MOVCF2GR writes the value of conditional flag register cj to the lowest bit of GPR rd.

this also agrees with the pseudo-code.

So, if we don't want UB in case the destination of movcf2gr cannot be statically proven to have a sane value, the andi is still needed... And the translation error should be fixed.

Thinking about the discrepancy harder, you may want to do an experiment (movcf2gr into a register pre-filled with some non-trivial content) to see which version is correct. I don't know if the translators actually *fixed* the original manual during translation (because they have no permission to alter the original document AFAIK).

Thinking about the discrepancy harder, you may want to do an experiment (movcf2gr into a register pre-filled with some non-trivial content) to see which version is correct. I don't know if the translators actually *fixed* the original manual during translation (because they have no permission to alter the original document AFAIK).

I alreay did such experiment before removing the andi.
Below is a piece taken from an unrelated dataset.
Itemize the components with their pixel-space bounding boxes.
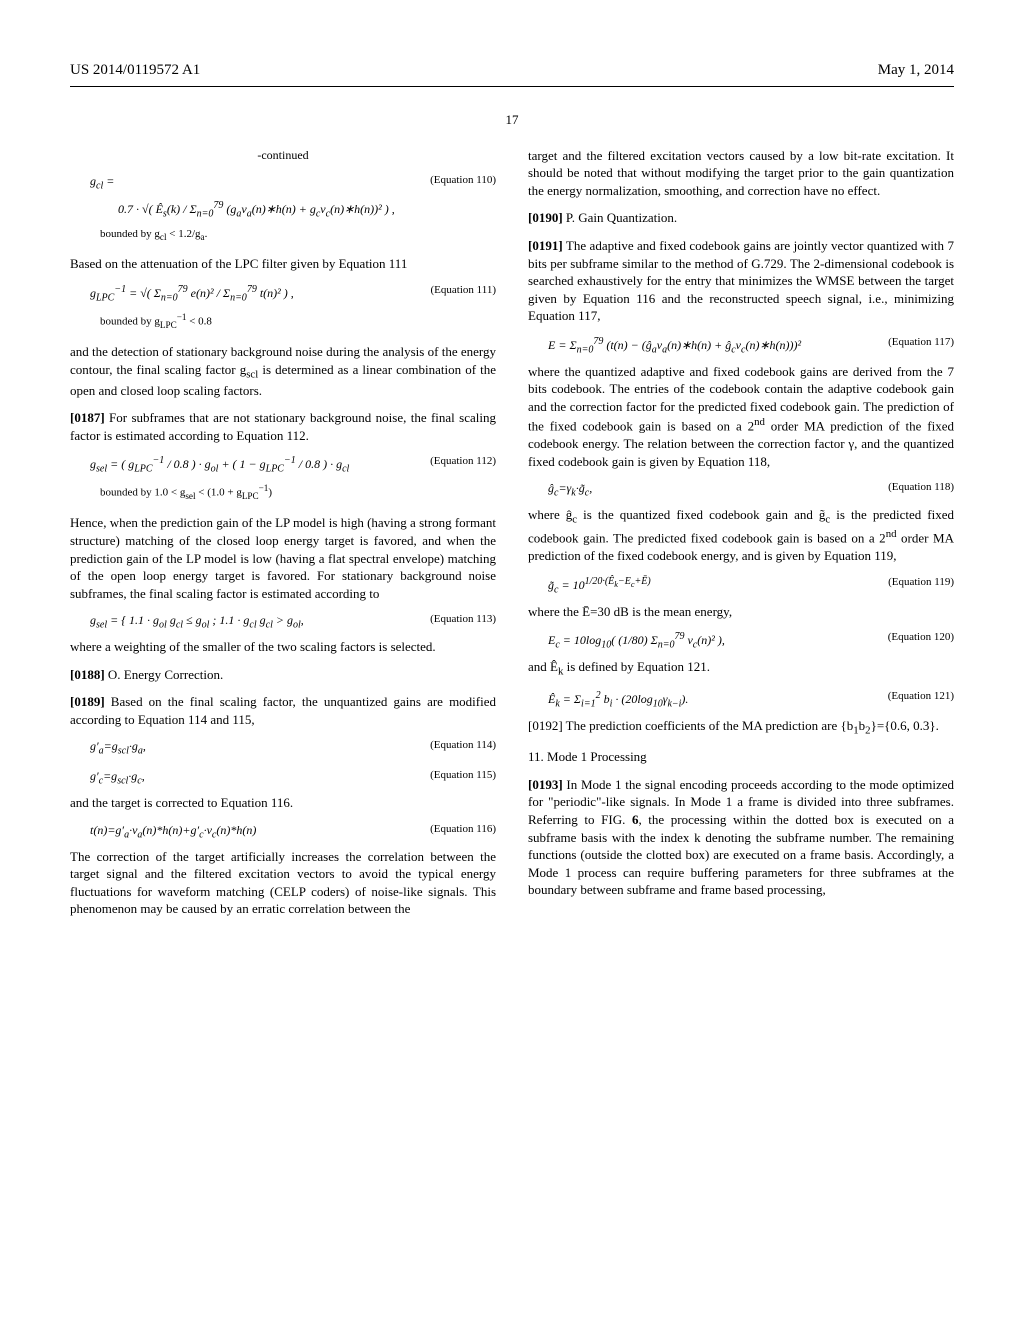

The actual result is of movcf2gr is GR[rd][0] = CFR[cj] && GR[rd][GRLen-1 .. 1] = 0 and I have confirmed with the author of the original Chinese document that it is realy an ambiguity. He originally wanted to express GR[rd][0] = CFR[cj],GR[rd][GRLEN-1:1]=0. This will be fixed in future document updates.

Okay. I've checked the QEMU sources for MOVCF2GR, it seems the English translation is the accurate one, and the Chinese original is ambiguous... Actually, according to common sense, one really doesn't want to depend on, and write to the same GPR in one single insn either. So the removal of andi is correct optimization.

Thinking about the discrepancy harder, you may want to do an experiment (movcf2gr into a register pre-filled with some non-trivial content) to see which version is correct. I don't know if the translators actually *fixed* the original manual during translation (because they have no permission to alter the original document AFAIK).

I alreay did such experiment before removing the andi. The actual result is of movcf2gr is GR[rd][0] = CFR[cj] && GR[rd][GRLen-1 .. 1] = 0 and I have confirmed with the author of the original Chinese document that it is realy an ambiguity. He originally wanted to express GR[rd][0] = CFR[cj],GR[rd][GRLEN-1:1]=0. This will be fixed in future document updates.

Yeah exactly. We're all fine then ;-)

Does anyone have more comments on this patch? We still have a lot of patches waiting to be submitted after this one getting approved and landed. Thanks. ;-)

xen0n accepted this revision.Jun 17 2022, 2:31 AM

I've previously went through the testcases a few days ago, and it seems no new problems cropped up. So LGTM LoongArch-wise; someone else should take a look to check the LLVM coding practices.

This revision is now accepted and ready to land.Jun 17 2022, 2:31 AM
This revision was landed with ongoing or failed builds.Jun 19 2022, 6:57 PM
This revision was automatically updated to reflect the committed changes.